The principle expands, almost on its own. The Jews in Warsaw were powerless to stop what happened to them. Slaves on the Middle Passage were powerless to stop that iniquitous traffic. Remember that Demos is unholy, and Demos reserves the right to change at any time. And we decided to follow him.

A Suggestion

This is why I would suggest to pro-lifers that we stop talking about the sanctity of human life. Human life is not the standard; human life is what the standard protects. The standard is the holy will of a holy God, whose word never changes or alters to suit out whims. We need to recover a sense of the sanctity of God’s law, and the consequent dignity of human life. If we make human life the standard, we are slipping into the lexical world of Demos—and then one of the things we lose is the ability to protect innocent human life.

Without God’s law/word overarching us, all we are is a random collection of bits of protoplasm. Babies come to a point where their hearts start beating, but the same thing happens to gestational rats. Heartbeats are not the standard, pain-capability is not the standard, the misbehavior of one or more of the parents is not the standard, and the sex of the child is not the standard.
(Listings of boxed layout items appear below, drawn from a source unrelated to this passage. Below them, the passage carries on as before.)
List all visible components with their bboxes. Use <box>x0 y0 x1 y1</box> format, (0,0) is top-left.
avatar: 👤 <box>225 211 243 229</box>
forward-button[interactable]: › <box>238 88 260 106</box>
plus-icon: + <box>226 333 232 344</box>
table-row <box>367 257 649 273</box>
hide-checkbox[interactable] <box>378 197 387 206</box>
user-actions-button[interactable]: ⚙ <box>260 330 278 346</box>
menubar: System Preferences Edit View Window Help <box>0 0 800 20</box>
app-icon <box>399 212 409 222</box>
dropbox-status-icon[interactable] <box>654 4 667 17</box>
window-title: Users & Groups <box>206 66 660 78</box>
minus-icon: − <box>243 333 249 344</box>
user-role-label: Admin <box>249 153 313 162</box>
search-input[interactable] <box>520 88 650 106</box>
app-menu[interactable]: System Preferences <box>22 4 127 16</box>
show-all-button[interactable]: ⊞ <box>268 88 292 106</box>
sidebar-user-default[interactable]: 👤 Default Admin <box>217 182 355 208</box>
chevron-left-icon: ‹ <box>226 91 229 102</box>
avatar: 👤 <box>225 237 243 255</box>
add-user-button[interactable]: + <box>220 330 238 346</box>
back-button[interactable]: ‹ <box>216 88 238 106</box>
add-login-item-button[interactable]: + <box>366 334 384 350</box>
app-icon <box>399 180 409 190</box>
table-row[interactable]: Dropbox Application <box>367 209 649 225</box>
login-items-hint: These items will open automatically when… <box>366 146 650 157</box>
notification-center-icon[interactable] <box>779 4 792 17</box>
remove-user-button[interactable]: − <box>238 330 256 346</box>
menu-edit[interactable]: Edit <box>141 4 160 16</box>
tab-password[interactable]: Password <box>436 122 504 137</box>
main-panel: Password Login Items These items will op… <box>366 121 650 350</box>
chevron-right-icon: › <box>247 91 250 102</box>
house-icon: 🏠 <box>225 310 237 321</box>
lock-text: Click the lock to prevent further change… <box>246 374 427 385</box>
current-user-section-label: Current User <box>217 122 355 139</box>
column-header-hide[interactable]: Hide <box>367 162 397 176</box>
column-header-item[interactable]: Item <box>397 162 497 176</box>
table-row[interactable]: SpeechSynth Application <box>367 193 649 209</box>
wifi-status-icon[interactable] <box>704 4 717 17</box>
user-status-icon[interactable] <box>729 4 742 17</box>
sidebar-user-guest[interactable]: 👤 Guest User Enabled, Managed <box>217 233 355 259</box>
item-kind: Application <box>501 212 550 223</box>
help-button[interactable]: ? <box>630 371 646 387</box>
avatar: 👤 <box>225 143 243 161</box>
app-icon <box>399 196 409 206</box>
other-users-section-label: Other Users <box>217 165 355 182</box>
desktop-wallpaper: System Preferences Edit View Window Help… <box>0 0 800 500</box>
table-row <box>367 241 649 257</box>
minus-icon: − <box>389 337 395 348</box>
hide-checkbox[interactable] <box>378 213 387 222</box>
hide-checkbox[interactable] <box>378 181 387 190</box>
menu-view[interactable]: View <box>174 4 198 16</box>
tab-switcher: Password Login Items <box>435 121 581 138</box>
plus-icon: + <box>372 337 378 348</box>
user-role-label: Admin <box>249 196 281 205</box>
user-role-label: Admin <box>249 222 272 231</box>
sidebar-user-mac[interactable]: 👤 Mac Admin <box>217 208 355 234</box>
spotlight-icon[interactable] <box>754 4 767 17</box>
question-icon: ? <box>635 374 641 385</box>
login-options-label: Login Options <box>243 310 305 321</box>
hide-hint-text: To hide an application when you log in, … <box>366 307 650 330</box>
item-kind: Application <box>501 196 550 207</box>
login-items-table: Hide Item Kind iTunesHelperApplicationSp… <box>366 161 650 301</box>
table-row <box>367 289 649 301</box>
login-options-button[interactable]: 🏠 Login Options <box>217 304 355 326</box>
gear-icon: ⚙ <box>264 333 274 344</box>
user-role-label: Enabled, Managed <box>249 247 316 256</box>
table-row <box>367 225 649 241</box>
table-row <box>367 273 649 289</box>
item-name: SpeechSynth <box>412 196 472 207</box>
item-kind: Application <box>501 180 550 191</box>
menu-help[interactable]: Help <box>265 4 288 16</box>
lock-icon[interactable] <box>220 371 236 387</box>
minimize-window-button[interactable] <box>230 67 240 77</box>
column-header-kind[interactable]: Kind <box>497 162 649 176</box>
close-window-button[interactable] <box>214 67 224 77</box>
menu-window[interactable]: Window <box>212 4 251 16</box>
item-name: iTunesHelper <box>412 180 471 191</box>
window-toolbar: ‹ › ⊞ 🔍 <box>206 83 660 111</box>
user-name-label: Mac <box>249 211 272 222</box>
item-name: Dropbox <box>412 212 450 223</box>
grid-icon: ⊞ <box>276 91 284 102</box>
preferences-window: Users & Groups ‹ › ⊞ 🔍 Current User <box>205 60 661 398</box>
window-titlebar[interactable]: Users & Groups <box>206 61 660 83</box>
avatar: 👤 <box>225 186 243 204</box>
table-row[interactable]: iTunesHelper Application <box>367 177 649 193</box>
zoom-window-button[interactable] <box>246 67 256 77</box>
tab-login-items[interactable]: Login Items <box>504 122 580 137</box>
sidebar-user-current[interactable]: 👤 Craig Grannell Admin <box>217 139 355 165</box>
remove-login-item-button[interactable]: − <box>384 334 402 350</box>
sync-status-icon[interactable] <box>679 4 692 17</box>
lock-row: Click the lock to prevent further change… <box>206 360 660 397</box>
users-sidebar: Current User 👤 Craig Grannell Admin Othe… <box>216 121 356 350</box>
The standard is what Moses brought down off the mountain, tablets still smoking, and with the backdrop behind him being the top of the mountain on fire. If you doubt what I say, read the accounts in Exodus. If you still doubt it, look at pictures of the real Mount Sinai (in Saudi Arabia, not Egypt). The top of that mountain is blackened to this day.

That law is the standard. It is a holy standard, and it cannot be reconciled with secular democracy.

Secular democracy is bloodthirsty. Unbelieving cultures have always practiced human sacrifice, including child sacrifice, and ours has been no exception. I said earlier that the end goal of all consistent pro-lifers is the abolition of human abortion. But we need to understand what is entailed in having this as our goal. Human abortion is the blood sacrament of the secularists, and there is no way to abolish human abortion without simultaneously overthrowing the secular order.

Not only is it a small price to pay, it would be better to say that it is no price to pay. This is the way out. This is liberation. This is the way out of the house of bondage. This is the grace of God. He is good, and so His law is good. He is immutable, and so His law is always good.